SpaceX is prepared to launch its Crew-2 mission on its Crew Dragon capsule for NASA early Friday morning. Four astronauts from the U.S., Japan and France were set to take off to the International Space Station on Thursday, however, the flight was delayed due to poor weather offshore.
Nasa and SpaceX have run various reviews before the mission, which will be taking off from launchpad 39A within NASA’s Kennedy Space Center in Florida. This will be SpaceX’s third crew launch within the last 12 months, as well as its first time launching both a reused rocket and capsule.
“It’s super cool to have the opportunity to do this so quickly. In fact … we’ll in less than a year have flown as many people in this partnership with NASA as were flown in the Mercury program,” SpaceX senior director Benji Reed said during a press briefing earlier this week.
Mercury was the first U.S. human spaceflight program and flew a total of six people to space in the span of five years.
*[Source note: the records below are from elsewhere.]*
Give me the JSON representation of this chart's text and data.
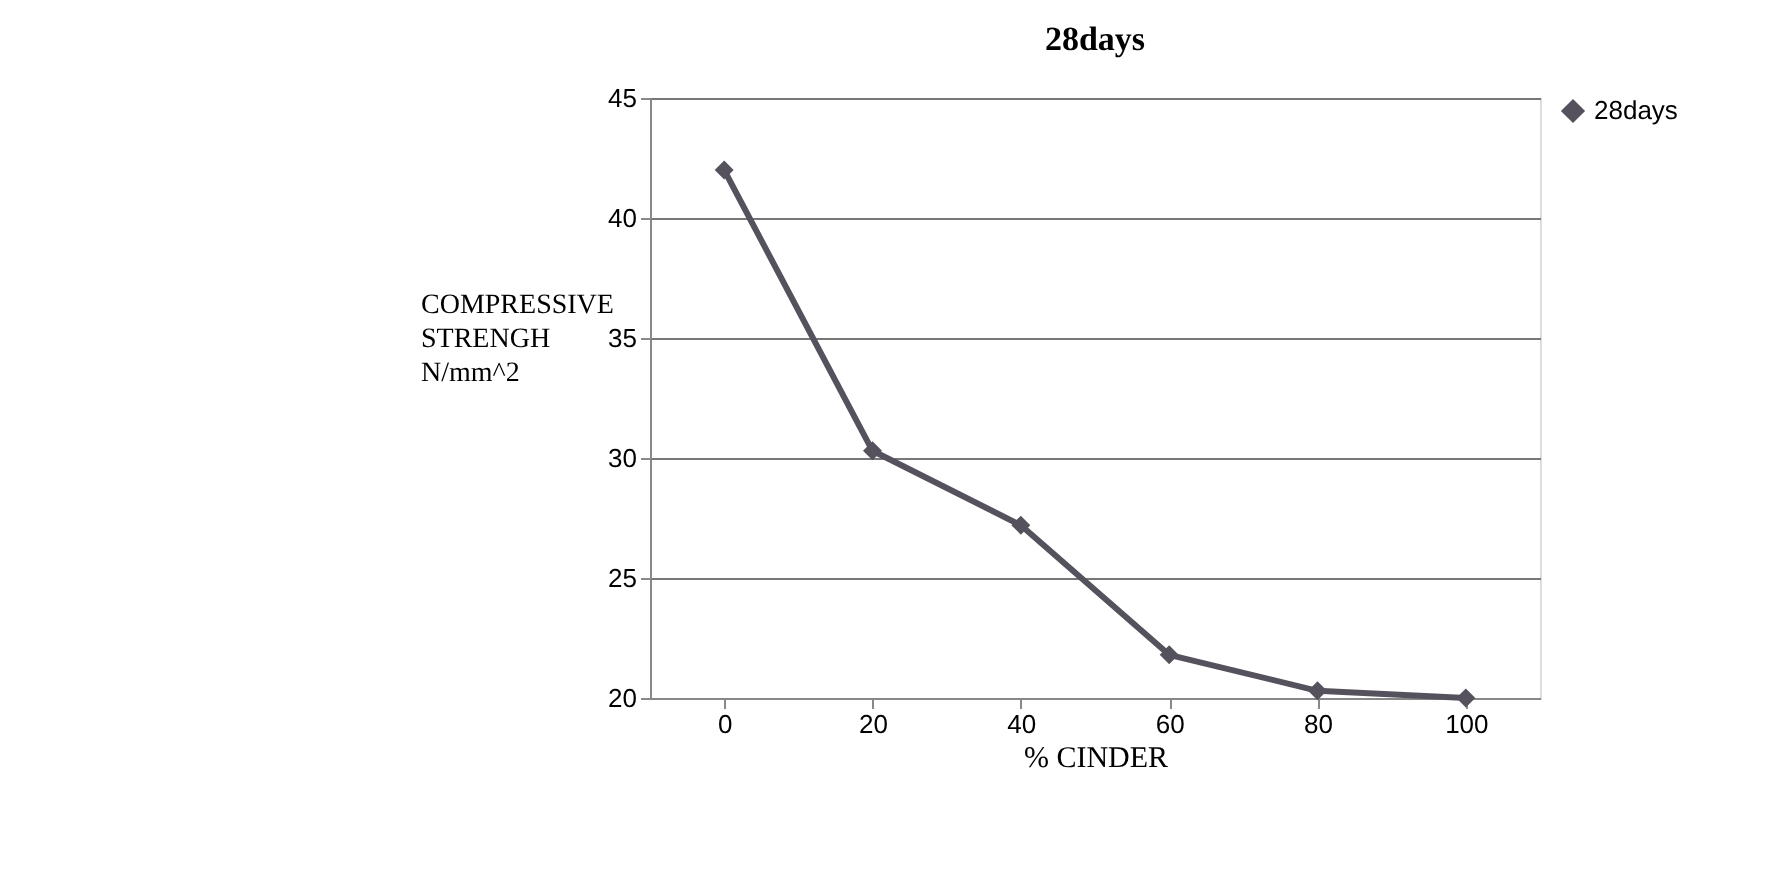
{
  "chart_data": {
    "type": "line",
    "title": "28days",
    "xlabel": "% CINDER",
    "ylabel": "COMPRESSIVE STRENGH N/mm^2",
    "categories": [
      "0",
      "20",
      "40",
      "60",
      "80",
      "100"
    ],
    "series": [
      {
        "name": "28days",
        "color": "#55525e",
        "values": [
          42,
          30.3,
          27.2,
          21.8,
          20.3,
          20
        ]
      }
    ],
    "ylim": [
      20,
      45
    ],
    "yticks": [
      20,
      25,
      30,
      35,
      40,
      45
    ],
    "grid": "y",
    "legend": "right",
    "marker": "diamond",
    "line_style": "solid"
  }
}
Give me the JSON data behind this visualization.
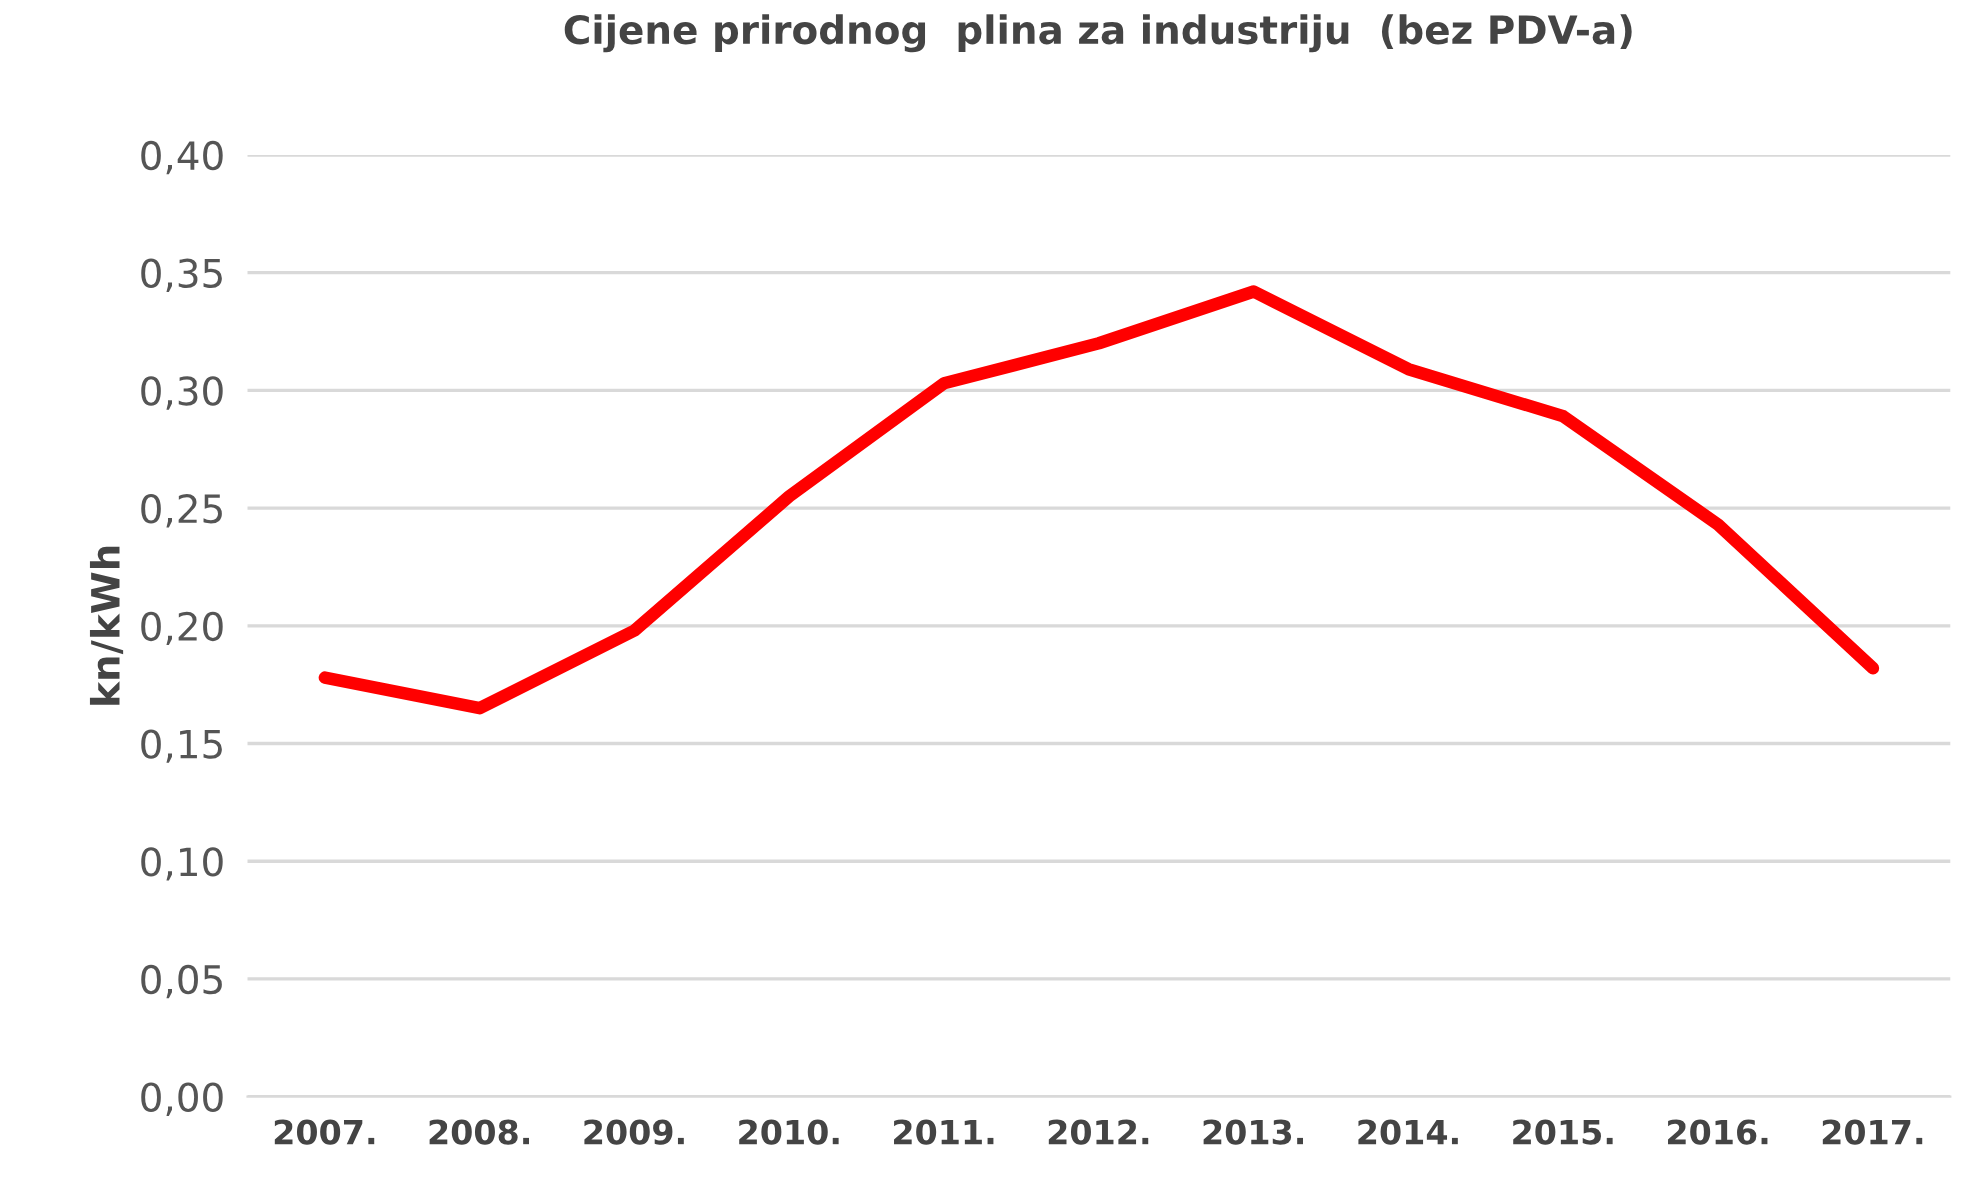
{
  "chart_data": {
    "type": "line",
    "title": "Cijene prirodnog  plina za industriju  (bez PDV-a)",
    "ylabel": "kn/kWh",
    "categories": [
      "2007.",
      "2008.",
      "2009.",
      "2010.",
      "2011.",
      "2012.",
      "2013.",
      "2014.",
      "2015.",
      "2016.",
      "2017."
    ],
    "series": [
      {
        "color": "#ff0000",
        "values": [
          0.178,
          0.165,
          0.198,
          0.255,
          0.303,
          0.32,
          0.342,
          0.309,
          0.289,
          0.243,
          0.182
        ]
      }
    ],
    "ylim": [
      0,
      0.4
    ],
    "yticks": [
      {
        "value": 0,
        "label": "0,00"
      },
      {
        "value": 0.05,
        "label": "0,05"
      },
      {
        "value": 0.1,
        "label": "0,10"
      },
      {
        "value": 0.15,
        "label": "0,15"
      },
      {
        "value": 0.2,
        "label": "0,20"
      },
      {
        "value": 0.25,
        "label": "0,25"
      },
      {
        "value": 0.3,
        "label": "0,30"
      },
      {
        "value": 0.35,
        "label": "0,35"
      },
      {
        "value": 0.4,
        "label": "0,40"
      }
    ],
    "grid": "y",
    "legend": false,
    "marker": "none",
    "line_style": "solid"
  }
}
SpaceX was able to achieve that number in its Demo-2 and Crew-1 missions last year.
“A lot of firsts and a lot of good stuff happening,” Reed said. “In less than 11 months, the joint NASA and SpaceX team were able to certify reuse, so we are flying … NASA astronauts on a flight-proven Dragon and a flight-proven Falcon.”
“Flying on reused vehicles, on flight proven vehicles is key towards greater flight reliability and lowering the cost of access to space, which is ultimately what helps us make life multiplanetary,” Reed added.